Khususnya, pengakuan negara telah dipelajari secara luas dari perspektif hukum internasional, yang biasanya menawarkan pemahaman sempit dan dogmatis tentang kenegaraan dan pengakuan dan sangat dipengaruhi oleh kebijakan negara dan praktik hukum dan institusional (Lauterpacht 1947; Chen 1951; Talmon 1997; Raić 2002; Crawford 2007). Praktik negara terutama diperiksa melalui lensa institusional dan dengan demikian tetap berpusat pada negara, berkontribusi untuk secara bersamaan mengkodifikasi dan mereproduksi praktik pengakuan negara.

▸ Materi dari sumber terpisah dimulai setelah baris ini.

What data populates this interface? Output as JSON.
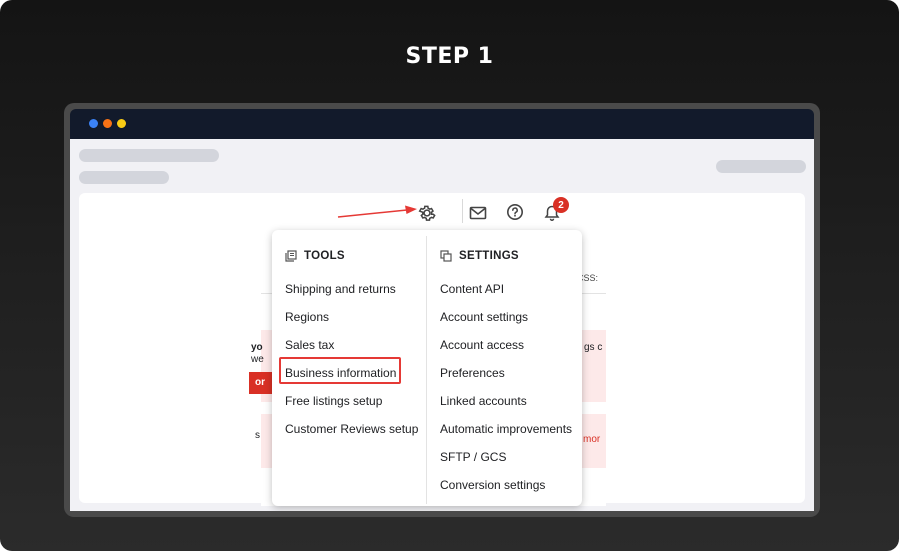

Dalam hubungan internasional dan studi diplomatik, pengakuan negara terutama berusaha untuk mereproduksi ortodoksi yang berpusat pada negara yang ada mengenai politik kekuasaan, stabilitas, ketertiban, dan aturan yang mengatur pengakuan negara, sambil menunjukkan preferensi untuk memahami status quo daripada membuka ruang untuk perubahan normatif dan politik di arena internasional (lihat Caspersen dan Stansfield 2011).
Studi perdamaian dan konflik cenderung mendekati subjek pengakuan negara dari perspektif bagaimana mencegah dan mengelola konflik separatis (lihat Wolff dan Yakinthou 2011)
Namun, perdebatan selama beberapa dekade belum menyelesaikan perpecahan yang dalam antara para sarjana, praktisi, dan pengacara tentang siapa yang memiliki hak untuk mengakui pendatang baru ke masyarakat internasional dan dalam keadaan apa negara-negara baru mendapatkan pengakuan diplomatik.
Ini karena pengakuan negara tetap tidak diatur dalam hukum internasional dan tidak ada mekanisme kelembagaan untuk mengatur praktik ini dalam politik dunia. Sebagai praktik negara diskresioner, itu telah dipanggil dan dicabut oleh negara bagian dalam berbagai cara dan untuk tujuan yang berbeda.
Meskipun persyaratan inti dari negara berdaulat, pada prinsipnya, mencerminkan kesepakatan umum sejak paruh pertama abad ke-20, praktik pengakuan internasional sering kali bersifat ad hoc, sui gen- eris, dan sangat politis. Secara khusus, di mana kedaulatan hukum diperebutkan, politik pengakuan internasional kontroversial dan dapat memiliki implikasi yang luas bagi perdamaian dan keamanan.
Dalam praktiknya, pengakuan internasional terhadap negara-negara baru sarat dengan kontroversi politik dan hukum, yang dapat memengaruhi stabilitas internasional, tatanan normatif dan hukum, dan perombakan hubungan geopolitik antara negara dan aliansi. Sebagai hasil dari anomali ke-politik ini, masih ada ambiguitas pada pertanyaan klasik tentang siapa yang memiliki hak untuk menjadi negara independen dan dalam keadaan apa kelompok yang berbeda dapat memproklamasikan kemerdekaan dan mendapatkan pengakuan yang aman.